Мусаси молча кивнул. Осторожно освободив руку, он выпрямился.
— Жена самурая не должна плакать, когда муж идет на войну. Улыбнись мне, Оцу! Проводи с улыбкой мужа на его, возможно, последний бой!
Оба понимали, что настала пора расставания. Мусаси с улыбкой взглянул в глаза Оцу.
— До встречи! — сказал он.
— До свидания! — эхом откликнулась Оцу, не сумев выдавить из себя улыбку.
— Прощай! — проговорил Мусаси и быстрым, твердым шагом направился к лодке.
Оцу хотела еще что-то сказать на прощанье, но слезы душили ее, глаза заволокло туманом, она ничего не видела вокруг.
Упругий морской ветер бил в лицо, трепал волосы Мусаси и полы его кимоно.
— Саскэ, подтащи лодку поближе к берегу.
— Да, господин.
Сильным толчком Саскэ подогнал лодку. Мусаси вскочил на корму, и они отплыли.
— Оцу, стой! — раздался голос Дзётаро.
Оцу бежала к воде, Дзётаро пытался ей помешать, к нему поспешил Гонноскэ и Осуги.
— Оцу, одумайся! Что ты делаешь?
— Опомнись!
Все трое окружили Оцу.
— Нет, нет! Вы ничего не понимаете, — произнесла Оцу.
— Что ты задумала?
— Дайте мне сесть и оставьте меня!
Оцу отошла на несколько шагов и опустилась на колени. Она с трудом поправила волосы и кимоно, затем поклонилась вслед удалявшейся лодке.
— Плыви с легким сердцем! — молвила она.
Осуги тоже склонилась в поклоне, за ней преклонили колени Гонноскэ и Дзётаро. Дзётаро, проделавший путь от Химэдзи для того, чтобы поговорить с Мусаси, смог сказать ему только слова прощания. Он утешал себя тем, что больше времени досталось Оцу.
Допив чай, Кодзиро вышел из конторы в сопровождении чиновников. За ним следовал Тацуноскэ. Толпа расступилась, давая дорогу своему любимцу. Глядя на Кодзиро, многие воображали себя идущими на бой.
На Кодзиро было шелковое кимоно с узкими рукавами, с вычурным орнаментом по белому полю, плащ-безрукавка ярко-красного цвета. Пурпурные кожаные хакама, плотно облегавшие бедра, были подвязаны под коленами. Новые соломенные сандалии сбрызнуты водой, чтобы ноги не скользили. Кроме малого меча, с которым Кодзиро никогда не расставался, сегодня у него был и Сушильный Шест, которым он не пользовался с тех пор, как поступил на службу. Белое дородное лицо Кодзиро светилось спокойствием и уверенностью. Кодзиро был как никогда красив и величав. Он шагал, одаривая улыбками людей на берегу. Кодзиро сел в лодку, за ним Тацуноскэ с соколом на руке. Гребцы взмахнули веслами, и лодка заскользила по волнам. Толпа дружно закричала, и сокол от испуга захлопал крыльями.
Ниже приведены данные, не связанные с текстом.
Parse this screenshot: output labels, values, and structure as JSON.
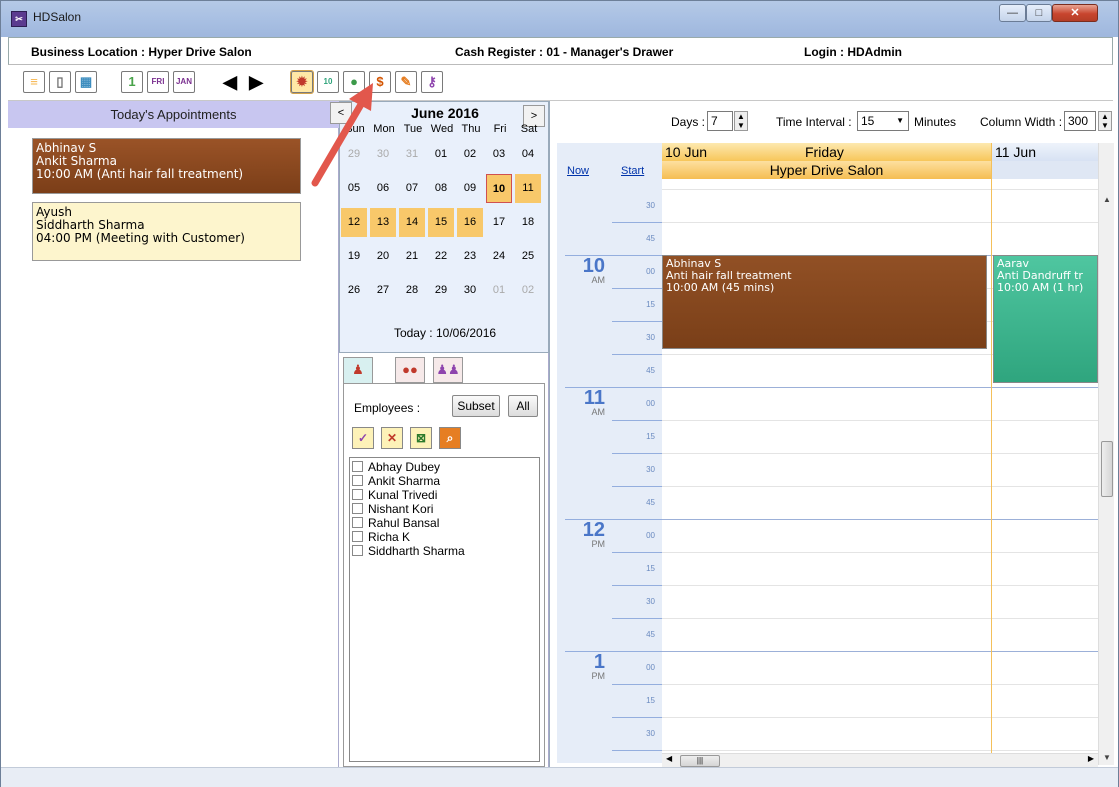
{
  "window": {
    "title": "HDSalon",
    "icon": "scissors-app-icon",
    "min_symbol": "—",
    "max_symbol": "□",
    "close_symbol": "✕"
  },
  "info": {
    "business_location": "Business Location : Hyper Drive Salon",
    "cash_register": "Cash Register : 01 - Manager's Drawer",
    "login": "Login : HDAdmin"
  },
  "toolbar": {
    "buttons": [
      {
        "name": "menu-list-icon",
        "glyph": "≡",
        "color": "#f6b44a"
      },
      {
        "name": "mobile-device-icon",
        "glyph": "▯",
        "color": "#6e6e6e"
      },
      {
        "name": "month-calendar-icon",
        "glyph": "▦",
        "color": "#3c8dbf"
      },
      {
        "name": "day-calendar-icon",
        "glyph": "1",
        "color": "#49a34a"
      },
      {
        "name": "friday-calendar-icon",
        "glyph": "FRI",
        "color": "#7a2f8f"
      },
      {
        "name": "january-calendar-icon",
        "glyph": "JAN",
        "color": "#7a2f8f"
      },
      {
        "name": "previous-arrow-icon",
        "glyph": "◀"
      },
      {
        "name": "next-arrow-icon",
        "glyph": "▶"
      },
      {
        "name": "settings-gear-icon",
        "glyph": "✹",
        "color": "#c0392b"
      },
      {
        "name": "date-ten-icon",
        "glyph": "10",
        "color": "#2ea37a"
      },
      {
        "name": "customer-person-icon",
        "glyph": "●",
        "color": "#3c9a4a"
      },
      {
        "name": "sale-transfer-icon",
        "glyph": "$",
        "color": "#d35400"
      },
      {
        "name": "notes-edit-icon",
        "glyph": "✎",
        "color": "#e67e22"
      },
      {
        "name": "key-icon",
        "glyph": "⚷",
        "color": "#8e44ad"
      }
    ]
  },
  "today": {
    "header": "Today's Appointments",
    "appointments": [
      {
        "customer": "Abhinav S",
        "employee": "Ankit Sharma",
        "time": "10:00 AM (Anti hair fall treatment)"
      },
      {
        "customer": "Ayush",
        "employee": "Siddharth Sharma",
        "time": "04:00 PM (Meeting with Customer)"
      }
    ]
  },
  "calendar": {
    "month": "June 2016",
    "prev": "<",
    "next": ">",
    "weekdays": [
      "Sun",
      "Mon",
      "Tue",
      "Wed",
      "Thu",
      "Fri",
      "Sat"
    ],
    "weeks": [
      [
        [
          "29",
          "gray"
        ],
        [
          "30",
          "gray"
        ],
        [
          "31",
          "gray"
        ],
        [
          "01",
          ""
        ],
        [
          "02",
          ""
        ],
        [
          "03",
          ""
        ],
        [
          "04",
          ""
        ]
      ],
      [
        [
          "05",
          ""
        ],
        [
          "06",
          ""
        ],
        [
          "07",
          ""
        ],
        [
          "08",
          ""
        ],
        [
          "09",
          ""
        ],
        [
          "10",
          "today"
        ],
        [
          "11",
          "hi"
        ]
      ],
      [
        [
          "12",
          "hi"
        ],
        [
          "13",
          "hi"
        ],
        [
          "14",
          "hi"
        ],
        [
          "15",
          "hi"
        ],
        [
          "16",
          "hi"
        ],
        [
          "17",
          ""
        ],
        [
          "18",
          ""
        ]
      ],
      [
        [
          "19",
          ""
        ],
        [
          "20",
          ""
        ],
        [
          "21",
          ""
        ],
        [
          "22",
          ""
        ],
        [
          "23",
          ""
        ],
        [
          "24",
          ""
        ],
        [
          "25",
          ""
        ]
      ],
      [
        [
          "26",
          ""
        ],
        [
          "27",
          ""
        ],
        [
          "28",
          ""
        ],
        [
          "29",
          ""
        ],
        [
          "30",
          ""
        ],
        [
          "01",
          "gray"
        ],
        [
          "02",
          "gray"
        ]
      ]
    ],
    "today_text": "Today : 10/06/2016"
  },
  "employees": {
    "label": "Employees :",
    "subset_label": "Subset",
    "all_label": "All",
    "list": [
      "Abhay Dubey",
      "Ankit Sharma",
      "Kunal Trivedi",
      "Nishant Kori",
      "Rahul Bansal",
      "Richa K",
      "Siddharth Sharma"
    ]
  },
  "schedule": {
    "days_label": "Days :",
    "days_value": "7",
    "interval_label": "Time Interval :",
    "interval_value": "15",
    "minutes_label": "Minutes",
    "colwidth_label": "Column Width :",
    "colwidth_value": "300",
    "now_label": "Now",
    "start_label": "Start",
    "day1_date": "10 Jun",
    "day1_name": "Friday",
    "day2_date": "11 Jun",
    "location": "Hyper Drive Salon",
    "hours": [
      {
        "hour": "10",
        "ampm": "AM"
      },
      {
        "hour": "11",
        "ampm": "AM"
      },
      {
        "hour": "12",
        "ampm": "PM"
      },
      {
        "hour": "1",
        "ampm": "PM"
      }
    ],
    "minute_marks": [
      "00",
      "15",
      "30",
      "45"
    ],
    "events": [
      {
        "customer": "Abhinav S",
        "service": "Anti hair fall treatment",
        "time": "10:00 AM (45 mins)"
      },
      {
        "customer": "Aarav",
        "service": "Anti Dandruff tr",
        "time": "10:00 AM (1 hr)"
      }
    ]
  }
}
Нуиноскэ торопился домой, чтобы подготовить отъезд Садо. Оглянувшись, молодой самурай увидел Омицу, которая безутешно рыдала, прижавшись к дереву. Глазеть на плачущую женщину неприлично, и Нуиноскэ отвернулся. На прощанье он еще раз взглянул на лодку Кодзиро. «У каждого своя жизнь, — подумал он. — Там ликование, здесь рыдающая женщина».
Устроившись поудобнее, Кодзиро взял Амаюми у Тацуноскэ. День стоял ясный — чистое небо, кристальная вода, но волны вздымались довольно высоко. От каждого удара воды в борт сокол топорщил перья. На полпути к острову Кодзиро освободил ногу сокола и подбросил его вверх со словами: «Лети в замок».
Амаюми по привычке сбил чайку, но, не слыша зова хозяина, взмыл в небо и исчез. Отпустив сокола, Кодзиро стал снимать с себя и выбрасывать в воду амулеты и записочки с молитвами, которыми обвешали его поклонники. Не пожалел даже нижнего кимоно с санскритскими заклинаниями, подаренного ему теткой.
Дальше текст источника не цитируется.